- Book: Brave New World
- Author: Aldous Huxley
- Pages: 259
Brave New World by Aldous Huxley is a riveting novel. I heard it was relevant to the politics of today, so I picked it up out of sheer interest. I love novels that criticize politics and the government, so I was pleased with this novel beyond what I expected. It isn’t the longest book, but it is sizable. I was so enthralled with the book, I finished it in one day. I didn’t want to put it down.
“And that, is the secret of happiness and virtue–liking what you’ve got to do. All conditioning aims at that: making people like their unescapable social destiny.” (Huxley 16)

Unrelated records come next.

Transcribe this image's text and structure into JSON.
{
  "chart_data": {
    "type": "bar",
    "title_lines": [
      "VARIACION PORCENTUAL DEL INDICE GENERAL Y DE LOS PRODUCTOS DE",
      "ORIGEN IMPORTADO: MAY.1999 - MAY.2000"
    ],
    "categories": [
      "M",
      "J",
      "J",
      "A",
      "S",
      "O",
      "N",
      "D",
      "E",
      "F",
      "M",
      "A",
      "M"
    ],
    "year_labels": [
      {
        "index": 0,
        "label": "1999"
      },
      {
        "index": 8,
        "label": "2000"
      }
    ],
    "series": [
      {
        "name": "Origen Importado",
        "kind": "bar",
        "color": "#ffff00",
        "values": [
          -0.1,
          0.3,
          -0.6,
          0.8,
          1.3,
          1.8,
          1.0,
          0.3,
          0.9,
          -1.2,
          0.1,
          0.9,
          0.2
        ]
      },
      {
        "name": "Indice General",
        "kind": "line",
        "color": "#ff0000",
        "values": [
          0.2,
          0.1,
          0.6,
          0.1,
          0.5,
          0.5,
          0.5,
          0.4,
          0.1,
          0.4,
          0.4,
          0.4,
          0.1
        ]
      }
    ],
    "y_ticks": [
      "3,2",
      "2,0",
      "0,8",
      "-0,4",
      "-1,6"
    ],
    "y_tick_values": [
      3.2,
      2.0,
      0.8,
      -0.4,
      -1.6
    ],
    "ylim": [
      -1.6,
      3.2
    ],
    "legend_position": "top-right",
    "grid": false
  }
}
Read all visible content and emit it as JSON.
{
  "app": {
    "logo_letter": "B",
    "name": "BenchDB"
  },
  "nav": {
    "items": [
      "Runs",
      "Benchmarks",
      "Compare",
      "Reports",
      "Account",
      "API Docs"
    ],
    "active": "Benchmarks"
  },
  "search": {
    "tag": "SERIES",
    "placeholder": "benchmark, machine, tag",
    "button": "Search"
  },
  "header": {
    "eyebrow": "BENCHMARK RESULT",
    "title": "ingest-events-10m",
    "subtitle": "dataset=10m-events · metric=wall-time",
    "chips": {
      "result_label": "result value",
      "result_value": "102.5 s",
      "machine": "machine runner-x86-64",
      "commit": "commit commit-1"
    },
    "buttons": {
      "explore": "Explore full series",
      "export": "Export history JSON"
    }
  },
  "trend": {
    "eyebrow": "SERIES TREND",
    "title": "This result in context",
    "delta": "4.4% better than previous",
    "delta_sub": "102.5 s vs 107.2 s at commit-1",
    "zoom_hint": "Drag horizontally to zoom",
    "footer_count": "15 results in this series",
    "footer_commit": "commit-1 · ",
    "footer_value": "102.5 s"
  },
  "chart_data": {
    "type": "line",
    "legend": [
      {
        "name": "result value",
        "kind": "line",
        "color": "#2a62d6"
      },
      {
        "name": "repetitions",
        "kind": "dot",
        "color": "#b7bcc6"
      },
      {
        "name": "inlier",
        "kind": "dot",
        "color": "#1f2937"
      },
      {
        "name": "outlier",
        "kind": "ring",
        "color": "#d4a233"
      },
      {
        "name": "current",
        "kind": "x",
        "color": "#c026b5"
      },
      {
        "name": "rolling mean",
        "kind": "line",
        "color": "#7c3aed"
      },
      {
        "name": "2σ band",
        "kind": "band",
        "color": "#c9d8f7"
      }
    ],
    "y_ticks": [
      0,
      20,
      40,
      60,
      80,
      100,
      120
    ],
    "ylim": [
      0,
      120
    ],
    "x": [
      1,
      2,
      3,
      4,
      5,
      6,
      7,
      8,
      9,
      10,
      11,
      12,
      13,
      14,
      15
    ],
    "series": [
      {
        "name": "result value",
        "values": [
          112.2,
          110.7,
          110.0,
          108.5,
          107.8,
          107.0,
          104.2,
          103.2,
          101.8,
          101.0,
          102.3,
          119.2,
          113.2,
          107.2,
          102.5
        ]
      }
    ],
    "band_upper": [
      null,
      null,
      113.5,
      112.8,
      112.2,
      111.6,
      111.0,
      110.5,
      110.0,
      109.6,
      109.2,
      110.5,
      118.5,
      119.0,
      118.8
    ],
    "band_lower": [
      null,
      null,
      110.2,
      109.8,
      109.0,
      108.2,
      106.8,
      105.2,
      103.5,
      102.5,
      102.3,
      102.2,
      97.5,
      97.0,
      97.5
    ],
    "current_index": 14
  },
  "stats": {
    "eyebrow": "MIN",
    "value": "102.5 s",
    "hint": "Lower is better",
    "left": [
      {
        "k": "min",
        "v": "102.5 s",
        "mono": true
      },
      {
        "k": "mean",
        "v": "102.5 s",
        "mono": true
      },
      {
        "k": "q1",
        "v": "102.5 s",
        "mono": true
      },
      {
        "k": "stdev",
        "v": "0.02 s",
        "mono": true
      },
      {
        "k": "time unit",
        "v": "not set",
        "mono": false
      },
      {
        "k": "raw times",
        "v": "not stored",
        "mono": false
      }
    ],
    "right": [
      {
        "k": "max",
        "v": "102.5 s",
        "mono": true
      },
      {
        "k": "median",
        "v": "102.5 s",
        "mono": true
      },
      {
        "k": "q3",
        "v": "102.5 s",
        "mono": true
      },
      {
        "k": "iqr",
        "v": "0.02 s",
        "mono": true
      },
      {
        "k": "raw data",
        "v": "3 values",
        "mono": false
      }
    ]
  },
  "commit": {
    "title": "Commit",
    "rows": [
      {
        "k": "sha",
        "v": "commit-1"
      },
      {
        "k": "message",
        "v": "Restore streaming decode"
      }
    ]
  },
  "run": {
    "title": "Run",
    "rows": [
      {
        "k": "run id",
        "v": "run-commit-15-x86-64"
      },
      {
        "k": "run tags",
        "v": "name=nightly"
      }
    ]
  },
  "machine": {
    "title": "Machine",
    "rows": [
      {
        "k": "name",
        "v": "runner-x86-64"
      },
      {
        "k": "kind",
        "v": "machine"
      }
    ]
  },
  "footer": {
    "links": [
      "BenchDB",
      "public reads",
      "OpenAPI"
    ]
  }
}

This quote perfectly describes the villain in Brave New World. Humans are made to be so pleased, they do not care they are being taken advantage of. And why would they? Everyone is psychologically altered to enjoy their function in society. No one, even the designated lower class, feels distaste toward the way of life. People are born genetically modified to be either first class citizens, or proles. However, through the psychological manipulation, the lowest class is happy doing what it does. Huxley is arguing with this novel that despite being given everything to be happy, it is not worth the loss of humanity. This video gives an excellent summary of the premise.
I am a sucker for novels of this sort. Any criticisms I would give would be forced on my behalf. However, there are aspects that I could see other readers not enjoying. Some of the wording is a little hard to follow in the longer paragraphs, which leads to some re-reading for clarification. This doesn’t bother me, as when I have to re-read a paragraph it is usually my own fault. The mind drifts where it wants to after all. I would highly recommend this book to anyone, even if I thought they wouldn’t enjoy it. The benefit of reading this book is to be wary of when we are being manipulated by higher authority, and hopefully by being aware can fight against it. It may not always be as obvious as bread and circuses, but appeasement should be looked out for in today’s age.